Thibault les invita tous les deux à entrer. Il osait à peine regarder son fils mais se permit un « ainsi donc, je suis grand-père », qui fut suivi par une sorte de grommellement affirmatif. Une fois tout le monde assis et la petite occupée avec un jus de fruit et un vieux livre d’enfant qu’il s’était rappelé avoir dans ses affaires, il lança très calmement un « je t’écoute ». Ce fut le grand déballage. David lui dit qu’il aurait dû l’écouter. Qu’il avait compris désormais que les avertissements qu’ils lui avaient lancé sur le caractère manipulateur et malsain de sa compagne étaient fondés. Et qu’il avait cru à tort les allégations de Sandra qui avait prétendu que son beau-père avait cherché à la séduire, motif de cette affreuse dispute cinq ans auparavant.

Une fois qu’elle avait eu réussi à lui faire couper les liens avec sa famille, la vie était devenue très vite très compliquée. Il la déifiait et elle en profitait au-delà du raisonnable. Il cédait à tous ses caprices mais cela ne paraissait jamais suffisant. Il tentait souvent de la raisonner mais n’osait pas la contrarier tant il était amoureux. L’arrivée de Camille l’avait rendu encore plus attaché à sa famille. Elle avait cessé de travailler prétendument parce qu’elle voulait offrir le meilleur à leur enfant en étant présente. Mais elle devenait de ce fait encore plus exigeante financièrement et s’agissant de toutes les tâches qu’il devait effectuer chez eux pendant qu’elle s’occupait du bébé. Pour tenir le coup, il avait d’abord pris des cachets. Puis des drogues dures. C’est finalement cela qui lui avait permis de sortir de sa situation. Ayant abusé de ces substances, il avait frôlé l’overdose et s’était retrouvé à l’hôpital. Il était tombé sur une équipe médicale et un voisin de chambre dotés d’un sens de la psychologie peu commun. Sandra n’avait même pas pris la peine de venir le voir, elle se consolait déjà dans d’autres bras.
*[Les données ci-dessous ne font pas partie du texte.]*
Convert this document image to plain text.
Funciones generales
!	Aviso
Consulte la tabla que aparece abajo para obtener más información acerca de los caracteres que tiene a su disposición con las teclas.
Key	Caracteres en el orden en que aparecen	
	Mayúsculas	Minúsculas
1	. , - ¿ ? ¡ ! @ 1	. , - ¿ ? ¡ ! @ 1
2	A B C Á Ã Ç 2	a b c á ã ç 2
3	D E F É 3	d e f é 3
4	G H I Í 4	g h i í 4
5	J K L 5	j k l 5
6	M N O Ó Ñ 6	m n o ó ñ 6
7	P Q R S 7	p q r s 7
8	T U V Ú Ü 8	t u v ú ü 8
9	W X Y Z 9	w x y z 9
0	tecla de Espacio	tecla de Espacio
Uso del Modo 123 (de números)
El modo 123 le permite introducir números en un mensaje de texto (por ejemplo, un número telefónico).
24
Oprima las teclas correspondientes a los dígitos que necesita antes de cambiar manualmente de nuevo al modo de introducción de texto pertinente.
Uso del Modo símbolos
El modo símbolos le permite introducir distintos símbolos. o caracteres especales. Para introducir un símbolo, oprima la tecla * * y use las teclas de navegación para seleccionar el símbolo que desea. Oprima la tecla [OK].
Le sevrage avait été assez rapide mais sa reconstruction d’autant plus difficile qu’il ne pouvait plus voir sa fille, qui était pourtant sa principale raison de se battre. Son patron avait été plus que compréhensif face à ses « problèmes de santé », et voyant son implication et sa gratitude, lui avait même offert une promotion, lui permettant de faire face aux dettes contractées par Sandra dont il n’avait réalisé l’importance qu’à sa sortie de la cure de désintoxication. La procédure pour revoir Camille avait été âpre et très dure à vivre : il avait découvert, et cela lui avait crevé le cœur, que la petite était complètement négligée dans la famille recomposée formée par Sandra et son nouveau compagnon. Il avait finalement réussi, malgré son passé de toxicomane, à en obtenir la garde juste avant Noël. Il s’était enfin senti prêt à revoir ses parents, en commençant par sa mère. C’est elle qui l’avait poussé à venir à Lille. Malgré leur divorce, ils étaient en bons termes et elle savait qu’il serait chez lui ce soir.

Thibault ne dit rien durant tout ce récit mais il avait les larmes aux yeux. A la fin, il prit spontanément son fils dans ses bras, lequel ne résista pas et laissa lui aussi libre cours à ses pleurs. Les mots ne servaient à rien tant l’affection entre ces deux hommes qui s’étaient perdus de vue était palpable et évidente. Tous les deux, ils partagèrent un moment unique en s’attendrissant devant la charmante petite Camille et en partageant un mélange de repas de réveillon et de quiche décongelée. Ils ne firent pas attention à l’heure qui passait et aux douze coups de minuit, mais ils savaient sans avoir besoin de formuler le moindre vœu que cette année leur apporterait plus de joie encore qu’ils ne pouvaient en souhaiter.